We are part of the Earth. Its air blows into our lungs; its water runs through our veins; its soil provides food to sustain us.

Our understanding of the Earth needs to be based on respect and on relationship if we want to live well with the planet that is our home. The irony, of course, is that this is what traditional societies have learned the hard way over thousands of years. They have learned that survival depends on respecting the Earth and honouring all our relations with which we share it.

Over the past year, I have had the privilege of being invited to observe a number of ceremonies and events at Turtle Lodge, in Sagkeeng First Nation near Pine Falls. (You may have seen Elders Dave Courchene, Florence Paynter and Mary Maytwayashing from Turtle Lodge participate in the opening of the Canada Games last month.)

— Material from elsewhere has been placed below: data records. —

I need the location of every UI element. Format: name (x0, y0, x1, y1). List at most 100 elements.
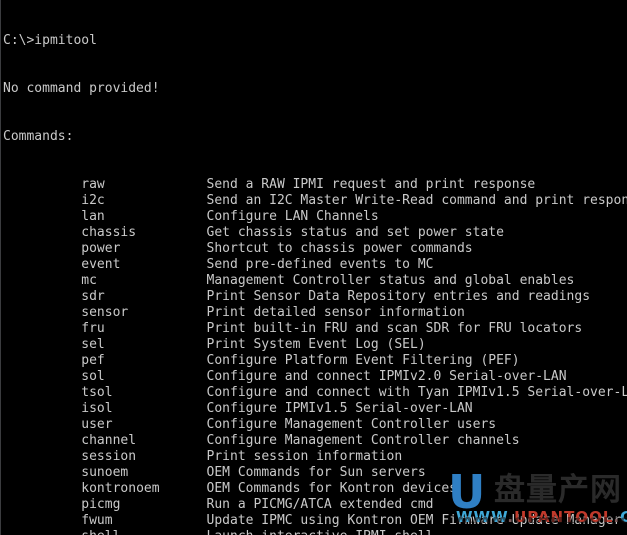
column-gap (128, 305, 206, 320)
row-indent (3, 241, 81, 256)
command-description: Launch interactive IPMI shell (207, 529, 434, 535)
console-window: C:\>ipmitool No command provided! Comman… (0, 0, 627, 535)
command-row: sensor Print detailed sensor information (3, 305, 627, 321)
row-indent (3, 449, 81, 464)
command-description: OEM Commands for Sun servers (206, 465, 426, 480)
column-gap (105, 337, 207, 352)
column-gap (128, 465, 206, 480)
command-name: lan (81, 209, 105, 224)
command-row: user Configure Management Controller use… (3, 417, 627, 433)
command-list: raw Send a RAW IPMI request and print re… (3, 177, 627, 535)
row-indent (3, 401, 81, 416)
column-gap (120, 497, 206, 512)
command-description: Configure LAN Channels (206, 209, 379, 224)
command-description: Configure IPMIv1.5 Serial-over-LAN (206, 401, 473, 416)
command-row: raw Send a RAW IPMI request and print re… (3, 177, 627, 193)
command-row: sol Configure and connect IPMIv2.0 Seria… (3, 369, 627, 385)
command-prompt-line: C:\>ipmitool (3, 33, 97, 48)
command-description: Configure Management Controller channels (206, 433, 520, 448)
command-name: raw (81, 177, 105, 192)
row-indent (3, 305, 81, 320)
command-name: fru (81, 321, 105, 336)
command-name: chassis (81, 225, 137, 240)
command-row: kontronoem OEM Commands for Kontron devi… (3, 481, 627, 497)
column-gap (113, 401, 207, 416)
command-description: Print built-in FRU and scan SDR for FRU … (206, 321, 583, 336)
column-gap (113, 417, 207, 432)
command-description: OEM Commands for Kontron devices (206, 481, 457, 496)
command-row: fwum Update IPMC using Kontron OEM Firmw… (3, 513, 627, 529)
command-name: channel (81, 433, 137, 448)
command-name: sunoem (81, 465, 129, 480)
command-name: power (81, 241, 121, 256)
row-indent (3, 209, 81, 224)
command-name: fwum (81, 513, 113, 528)
command-description: Send pre-defined events to MC (206, 257, 434, 272)
row-indent (3, 337, 81, 352)
command-description: Print session information (206, 449, 403, 464)
window-left-border (0, 0, 1, 535)
command-name: kontronoem (81, 481, 160, 496)
command-description: Configure and connect IPMIv2.0 Serial-ov… (206, 369, 567, 384)
column-gap (136, 433, 206, 448)
command-description: Configure and connect with Tyan IPMIv1.5… (206, 385, 627, 400)
command-row: sdr Print Sensor Data Repository entries… (3, 289, 627, 305)
command-description: Print detailed sensor information (206, 305, 465, 320)
row-indent (3, 481, 81, 496)
column-gap (136, 449, 206, 464)
command-description: Shortcut to chassis power commands (206, 241, 473, 256)
command-description: Send a RAW IPMI request and print respon… (206, 177, 536, 192)
command-row: shell Launch interactive IPMI shell (3, 529, 627, 535)
row-indent (3, 433, 81, 448)
command-row: lan Configure LAN Channels (3, 209, 627, 225)
command-row: tsol Configure and connect with Tyan IPM… (3, 385, 627, 401)
row-indent (3, 321, 81, 336)
row-indent (3, 529, 81, 535)
column-gap (113, 385, 207, 400)
row-indent (3, 465, 81, 480)
command-description: Get chassis status and set power state (206, 225, 504, 240)
command-description: Print Sensor Data Repository entries and… (206, 289, 591, 304)
terminal-output-area[interactable]: C:\>ipmitool No command provided! Comman… (3, 1, 627, 535)
column-gap (97, 273, 207, 288)
column-gap (160, 481, 207, 496)
column-gap (105, 177, 207, 192)
row-indent (3, 513, 81, 528)
command-name: sensor (81, 305, 129, 320)
command-name: shell (81, 529, 120, 535)
column-gap (105, 289, 207, 304)
command-row: pef Configure Platform Event Filtering (… (3, 353, 627, 369)
row-indent (3, 417, 81, 432)
command-row: chassis Get chassis status and set power… (3, 225, 627, 241)
column-gap (120, 529, 206, 535)
row-indent (3, 353, 81, 368)
command-description: Configure Platform Event Filtering (PEF) (206, 353, 520, 368)
column-gap (105, 353, 207, 368)
column-gap (105, 193, 207, 208)
command-name: mc (81, 273, 97, 288)
command-row: mc Management Controller status and glob… (3, 273, 627, 289)
command-description: Run a PICMG/ATCA extended cmd (206, 497, 434, 512)
row-indent (3, 273, 81, 288)
row-indent (3, 497, 81, 512)
row-indent (3, 289, 81, 304)
command-description: Update IPMC using Kontron OEM Firmware U… (206, 513, 622, 528)
command-name: sdr (81, 289, 105, 304)
row-indent (3, 177, 81, 192)
column-gap (120, 241, 206, 256)
column-gap (136, 225, 206, 240)
command-name: event (81, 257, 121, 272)
column-gap (120, 257, 206, 272)
command-name: isol (81, 401, 113, 416)
command-row: fru Print built-in FRU and scan SDR for … (3, 321, 627, 337)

There has been one common theme to these gatherings — how do we bring the teachings of Indigenous people, the wisdom gained over thousands of years, into the conversations we must have together about how to live in right relationship with each other and with the Earth?

Traditional societies had the luxury of being able to learn by trial and error; this is a luxury we no longer have. As long as the mistakes were not entirely lethal, the generational stability of such societies allowed wisdom to be passed from one generation to the next.

We have only one generation, however, to get this right — our own.

I have been invited back to Turtle Lodge this month to observe a joint conversation on science and traditional knowledge, co-led by Dr. David Suzuki (as scientist chair) and Dave Courchene (as knowledge-keeper chair), as a first step in a larger project. I expect it will be an important conversation.

Although there is a simple answer to the problems that face us, what it means to live with respect in creation and in right relationships with each other is much harder to understand, even though our future depends upon it.

Peter Denton is a local writer, speaker and sustainability consultant. He chairs the policy committee of the Green Action Centre.